On Thu, 2011-03-03 at 23:42 -0800, Peter Alexis wrote:
> >I mentioned "unless there are new magical docs", because I think 99%
> > of the problems with pyramid right now are the docs.  They're hard to
> > sift through (rather dense) and easy to miss things in.  Meanwhile,
> > docs for projects like Django and Rails are really light and breezy...
> > and link to the more-in-depth specialized docs and api docs.
> 
> I feel more or less same, 'coz I was finding much difficulty in
> understanding the framwork from the document. Escpecially, the
> registration, configuration, the Z* things etc...
> The framework is so powerful, but lack of clean medium to get into it
> causing people to take U turn. It would be much better if we can re-
> arrange/modify the documents in a way to take out Z* things,

Can you explain which "Z" things we'd take out?  What Z things are you
tripping over?

>  traversal
> and all complex topics to 'Advance' section seperately. So that,
> people interested in squeezing full power/flexibility can go through
> those section while beginners or who come from other framework or
> technologies can feel better easly and start working on. I'm pretty
> sure, people would consider/refer advance section once they feel
> comfortable.

So we should reorganize by moving chapters of the documentation around?

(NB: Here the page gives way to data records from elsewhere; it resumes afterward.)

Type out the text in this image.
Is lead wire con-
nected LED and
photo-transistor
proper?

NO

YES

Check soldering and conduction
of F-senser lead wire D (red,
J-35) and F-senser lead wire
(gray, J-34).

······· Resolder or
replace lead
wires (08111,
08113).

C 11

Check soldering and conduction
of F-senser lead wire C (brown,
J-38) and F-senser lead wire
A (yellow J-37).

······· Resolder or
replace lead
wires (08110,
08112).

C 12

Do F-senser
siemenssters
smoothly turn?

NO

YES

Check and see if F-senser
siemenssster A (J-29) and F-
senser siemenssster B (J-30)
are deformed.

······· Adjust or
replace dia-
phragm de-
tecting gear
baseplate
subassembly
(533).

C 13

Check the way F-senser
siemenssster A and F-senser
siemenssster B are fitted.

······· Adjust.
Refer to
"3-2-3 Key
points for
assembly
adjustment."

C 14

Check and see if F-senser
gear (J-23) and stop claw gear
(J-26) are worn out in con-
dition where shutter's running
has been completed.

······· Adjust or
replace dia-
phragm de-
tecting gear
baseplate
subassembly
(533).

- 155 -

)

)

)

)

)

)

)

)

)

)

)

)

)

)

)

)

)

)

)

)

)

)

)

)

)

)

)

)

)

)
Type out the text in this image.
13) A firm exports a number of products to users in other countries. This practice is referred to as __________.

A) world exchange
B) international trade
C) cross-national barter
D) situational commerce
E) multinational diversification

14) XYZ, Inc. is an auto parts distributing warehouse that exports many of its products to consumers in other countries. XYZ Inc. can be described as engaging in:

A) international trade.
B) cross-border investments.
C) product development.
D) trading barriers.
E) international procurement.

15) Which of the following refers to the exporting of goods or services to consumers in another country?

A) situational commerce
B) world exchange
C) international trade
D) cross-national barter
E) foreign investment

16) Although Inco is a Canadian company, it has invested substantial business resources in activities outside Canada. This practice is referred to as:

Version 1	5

> But Its almost certain that, without un-cluttered, well organized
> document, its difficult to attract and get more contribution towards
> Pyramid.

No doubt we can do better.

- C


> 
> my 2 cents.
> 
> On Mar 4, 1:34 pm, Jonathan Vanasco <jonat...@findmeon.com> wrote:
> > I think the criticisms in the post -- and their defense here -- are
> > really important.  I've had the same struggles.
> >
> > While many are not technically valid , they appear to be so because of
> > the documentation and positioning of pyramid.
> >
> > Pyramid is really powerful framework, but its also quite low-level.
> > Most frameworks are high-level.  While this can be very powerful, it
> > can also be frustrating.
> >
> > As an example, look at the concept of Auth -- the pyramid auth system
> > is ( unless there are new magical docs out there ) very much
> > positioned at doing some fine-grained authentication ( users, groups,
> > actions) based on each 'view'.  Most other frameworks use advanced
> > plugins for this sort of functionality... and have much simpler
> > plugins to handle authentication for each handler / controller / etc
> > as a package.  ie: for the majority of web applications, the state of
> > being "logged in" is the only requirement for access to every method
> > of a class/package, and having to (re)declare auth policies per method
> > becomes daunting.
> >
> > I mentioned "unless there are new magical docs", because I think 99%
> > of the problems with pyramid right now are the docs.  They're hard to
> > sift through (rather dense) and easy to miss things in.  Meanwhile,
> > docs for projects like Django and Rails are really light and breezy...
> > and link to the more-in-depth specialized docs and api docs.